Specifically, I thought Aura Blogando’s well-reposted dissent was off the mark in one regard: there’s no way the best response for women in Toronto, Ontario, Canada, to take against an asshat Toronto police officer’s aspersions about Toronto women’s attire would be to organize a protest in New Orleans, Louisiana, U.S.A.
But she is on the mark that what was probably 100% appropriate for protestors in Toronto would not be appropriate for a similar protest in New Orleans. In fact even the name, which was perfect for circumstances in Toronto (where the word the cop used, “slut,” does not have such deep-rooted historical connotations in race, class, and legal proceedings) would be a disaster in New Orleans (where the word “slut” absolutely does have those connotations and according to Blogando, quite a few more!)
But where I think she, and a lot of other people, got their wheel in a rut is over the expectation that any initiative in one location must be a complete, branded template for every other location. On the planet. Or, worse, that one quickly-spun website in Canada should become the clearing house for all future local initiatives along those same lines.
It would just be a mistake if Blogando were the only one to make it, but she isn’t — since maybe the early 1980s rubber-stamped protests have been the norm not just in feminist circles but most progressive-left ones. (Nowadays it's protesters on the right who at least seem the most spontaneous, motivated, and self-organizing.)
But here’s the thing I think is important, which I think everyone else who’s enthusiastic thinks is important too: it sounds like a “well-intentioned” New Orleans cop would have used a different word to pre-emptively blame and shame rape victims. But it would have still been the same implication and so even using different word than “slut” it would have been just as major an insult. And so there’s pretty much 100% likelihood that flashmob-like initiators in New Orleans (who would not have been primarily white, Asian, east-Asian, and first-peoples Canadians but instead would be white, African-American, mixed-race, creole, central- and South-American, Caribbean, and southeast Asian) would have named their initiative after the word their local asshat cop used instead. Even if that word either had odd or irritating connotations elsewhere in the world.
And the point, which I think is more important than almost anything else, is that that’s what everyone could be doing! Responding in local parlance to local events taking local conditions into consideration in order to produce the highest local impact!
Out of context “SlutWalk” is a dumb name. And I think it’s kind of silly that everyone else is kind of reflexively imitating it title and all. And heck, if as Blogando and others suggest the word “slut” doesn’t have the same resonance in New Orleans or elsewhere then not only does it annoy some people it also isn’t going to resonate with local authorities who’ve been getting away with trafficking the same victim-blaming “advice” for years. So, yeah, in that case rubber-stamping the same name isn’t just uncreative it’s counterproductive.
Which raises the question: how can Blogando and others pioneer real, local initiatives that do will work where it’s needed most?
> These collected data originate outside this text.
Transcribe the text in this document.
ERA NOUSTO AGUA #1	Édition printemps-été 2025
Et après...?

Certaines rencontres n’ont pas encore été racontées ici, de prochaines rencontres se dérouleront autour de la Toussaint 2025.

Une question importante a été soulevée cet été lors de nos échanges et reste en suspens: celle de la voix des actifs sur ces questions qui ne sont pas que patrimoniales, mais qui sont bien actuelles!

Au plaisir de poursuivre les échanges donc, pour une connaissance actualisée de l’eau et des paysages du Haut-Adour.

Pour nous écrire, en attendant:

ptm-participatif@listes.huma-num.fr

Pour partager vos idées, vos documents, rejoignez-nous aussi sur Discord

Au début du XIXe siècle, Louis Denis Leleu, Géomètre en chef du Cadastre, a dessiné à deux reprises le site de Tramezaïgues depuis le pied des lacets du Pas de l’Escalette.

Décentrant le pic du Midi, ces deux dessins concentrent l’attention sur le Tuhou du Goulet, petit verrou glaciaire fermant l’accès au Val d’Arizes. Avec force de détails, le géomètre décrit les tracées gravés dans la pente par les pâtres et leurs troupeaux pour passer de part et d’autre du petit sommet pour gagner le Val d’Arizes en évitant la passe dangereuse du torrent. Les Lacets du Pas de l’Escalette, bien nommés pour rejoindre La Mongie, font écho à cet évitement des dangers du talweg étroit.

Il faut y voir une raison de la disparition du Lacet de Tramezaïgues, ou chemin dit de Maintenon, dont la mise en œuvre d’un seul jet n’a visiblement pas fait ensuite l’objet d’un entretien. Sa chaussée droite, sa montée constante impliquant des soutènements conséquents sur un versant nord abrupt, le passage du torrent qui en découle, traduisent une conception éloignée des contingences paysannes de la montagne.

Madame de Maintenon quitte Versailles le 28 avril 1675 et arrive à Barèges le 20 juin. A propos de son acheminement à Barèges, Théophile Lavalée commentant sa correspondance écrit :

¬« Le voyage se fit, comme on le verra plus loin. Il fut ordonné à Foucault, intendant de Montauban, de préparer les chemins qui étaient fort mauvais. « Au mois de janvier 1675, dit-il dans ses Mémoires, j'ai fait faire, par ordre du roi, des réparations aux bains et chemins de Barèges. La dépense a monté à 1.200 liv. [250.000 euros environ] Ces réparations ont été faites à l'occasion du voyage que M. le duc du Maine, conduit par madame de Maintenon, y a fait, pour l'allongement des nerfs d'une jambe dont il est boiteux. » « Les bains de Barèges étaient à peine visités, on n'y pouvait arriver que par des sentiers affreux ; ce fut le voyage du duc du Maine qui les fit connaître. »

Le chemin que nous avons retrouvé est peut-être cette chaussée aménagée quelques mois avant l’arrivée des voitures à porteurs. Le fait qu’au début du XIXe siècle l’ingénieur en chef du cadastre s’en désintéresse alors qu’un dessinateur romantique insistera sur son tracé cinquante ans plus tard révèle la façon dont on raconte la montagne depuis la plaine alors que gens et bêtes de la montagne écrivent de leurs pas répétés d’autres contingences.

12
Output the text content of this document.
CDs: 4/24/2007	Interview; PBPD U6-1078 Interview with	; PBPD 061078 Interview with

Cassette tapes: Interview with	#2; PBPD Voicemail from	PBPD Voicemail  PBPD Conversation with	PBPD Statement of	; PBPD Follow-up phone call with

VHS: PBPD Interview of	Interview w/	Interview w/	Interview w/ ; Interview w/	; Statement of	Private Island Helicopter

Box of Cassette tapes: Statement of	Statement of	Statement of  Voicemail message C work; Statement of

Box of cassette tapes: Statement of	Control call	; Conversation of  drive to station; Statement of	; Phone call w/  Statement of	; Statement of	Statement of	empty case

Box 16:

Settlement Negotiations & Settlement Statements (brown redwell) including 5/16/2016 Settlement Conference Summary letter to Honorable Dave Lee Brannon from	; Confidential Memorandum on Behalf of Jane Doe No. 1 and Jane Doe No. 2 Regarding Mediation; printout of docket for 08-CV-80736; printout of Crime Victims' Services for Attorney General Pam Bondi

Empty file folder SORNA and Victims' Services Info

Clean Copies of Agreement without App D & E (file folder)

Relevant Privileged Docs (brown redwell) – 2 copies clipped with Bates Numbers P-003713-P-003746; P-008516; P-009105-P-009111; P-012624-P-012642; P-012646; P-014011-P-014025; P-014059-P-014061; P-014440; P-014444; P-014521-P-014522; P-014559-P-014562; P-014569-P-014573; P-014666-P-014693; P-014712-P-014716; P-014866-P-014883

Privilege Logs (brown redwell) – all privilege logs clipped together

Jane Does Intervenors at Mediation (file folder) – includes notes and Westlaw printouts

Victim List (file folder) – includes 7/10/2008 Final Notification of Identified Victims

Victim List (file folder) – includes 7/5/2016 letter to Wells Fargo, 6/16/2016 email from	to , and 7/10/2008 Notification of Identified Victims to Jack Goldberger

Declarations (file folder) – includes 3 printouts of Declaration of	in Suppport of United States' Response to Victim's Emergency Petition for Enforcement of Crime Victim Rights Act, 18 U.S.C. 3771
Because, yeah, why should anyone feel obliged to use terms in their protests that might have worked in the original location but have zero, or even negative meanings locally?
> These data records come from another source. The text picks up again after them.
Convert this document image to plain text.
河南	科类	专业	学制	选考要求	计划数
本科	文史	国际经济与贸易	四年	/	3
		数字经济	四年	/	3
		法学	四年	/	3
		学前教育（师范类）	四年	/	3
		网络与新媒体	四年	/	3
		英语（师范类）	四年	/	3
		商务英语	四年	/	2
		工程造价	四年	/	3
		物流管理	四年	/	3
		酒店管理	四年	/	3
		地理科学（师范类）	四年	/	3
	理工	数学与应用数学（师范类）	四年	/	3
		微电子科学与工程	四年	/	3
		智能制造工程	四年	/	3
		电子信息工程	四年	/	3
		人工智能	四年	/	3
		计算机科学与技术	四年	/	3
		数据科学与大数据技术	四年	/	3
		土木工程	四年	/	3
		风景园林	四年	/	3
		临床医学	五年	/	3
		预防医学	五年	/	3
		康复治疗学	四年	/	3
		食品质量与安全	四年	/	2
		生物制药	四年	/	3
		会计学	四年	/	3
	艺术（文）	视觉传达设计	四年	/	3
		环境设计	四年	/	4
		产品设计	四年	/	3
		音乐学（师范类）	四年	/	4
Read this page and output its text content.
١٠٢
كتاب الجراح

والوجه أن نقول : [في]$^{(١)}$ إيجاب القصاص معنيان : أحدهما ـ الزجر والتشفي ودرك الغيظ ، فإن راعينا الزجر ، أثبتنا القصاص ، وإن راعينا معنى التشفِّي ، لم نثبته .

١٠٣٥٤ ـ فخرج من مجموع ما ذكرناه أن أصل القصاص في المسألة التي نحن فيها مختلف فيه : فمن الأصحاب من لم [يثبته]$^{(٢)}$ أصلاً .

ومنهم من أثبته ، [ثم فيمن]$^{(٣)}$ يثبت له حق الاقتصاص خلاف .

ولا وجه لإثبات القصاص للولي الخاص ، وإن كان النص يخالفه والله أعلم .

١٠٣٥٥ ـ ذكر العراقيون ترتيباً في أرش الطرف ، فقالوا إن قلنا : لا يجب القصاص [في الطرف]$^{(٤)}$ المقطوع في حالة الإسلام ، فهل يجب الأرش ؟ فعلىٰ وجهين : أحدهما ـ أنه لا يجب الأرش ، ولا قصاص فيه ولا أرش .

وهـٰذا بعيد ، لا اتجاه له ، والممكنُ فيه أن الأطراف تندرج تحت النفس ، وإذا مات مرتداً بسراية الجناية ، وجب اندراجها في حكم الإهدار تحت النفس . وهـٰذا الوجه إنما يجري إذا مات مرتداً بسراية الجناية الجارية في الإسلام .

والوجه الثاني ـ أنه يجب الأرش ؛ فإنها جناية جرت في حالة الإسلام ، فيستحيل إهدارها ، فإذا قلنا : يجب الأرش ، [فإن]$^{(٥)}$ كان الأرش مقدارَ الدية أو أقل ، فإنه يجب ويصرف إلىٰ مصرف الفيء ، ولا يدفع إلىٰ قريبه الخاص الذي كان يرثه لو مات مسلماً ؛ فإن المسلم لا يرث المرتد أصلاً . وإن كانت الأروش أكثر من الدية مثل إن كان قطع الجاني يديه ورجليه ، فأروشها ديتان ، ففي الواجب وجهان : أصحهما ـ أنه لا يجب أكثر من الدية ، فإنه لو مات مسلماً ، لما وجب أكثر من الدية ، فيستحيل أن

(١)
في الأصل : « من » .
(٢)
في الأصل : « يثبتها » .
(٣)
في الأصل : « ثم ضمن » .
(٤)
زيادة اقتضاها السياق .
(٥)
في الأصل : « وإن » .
I haven’t been working on Slutwalk in part because I don’t like the name and I'm not sure I have anything to offer anyway that would offset the minor point that I'm a six foot four inch tall man. But I’d be the first person to get behind a more visibly decentralized movement the minute someone starts one near me. And I’ll be the first to get behind a public initiative you or Blogando initiate near you. Because name notwithstanding that’s what I think it exciting about the Toronto event and it’s successors.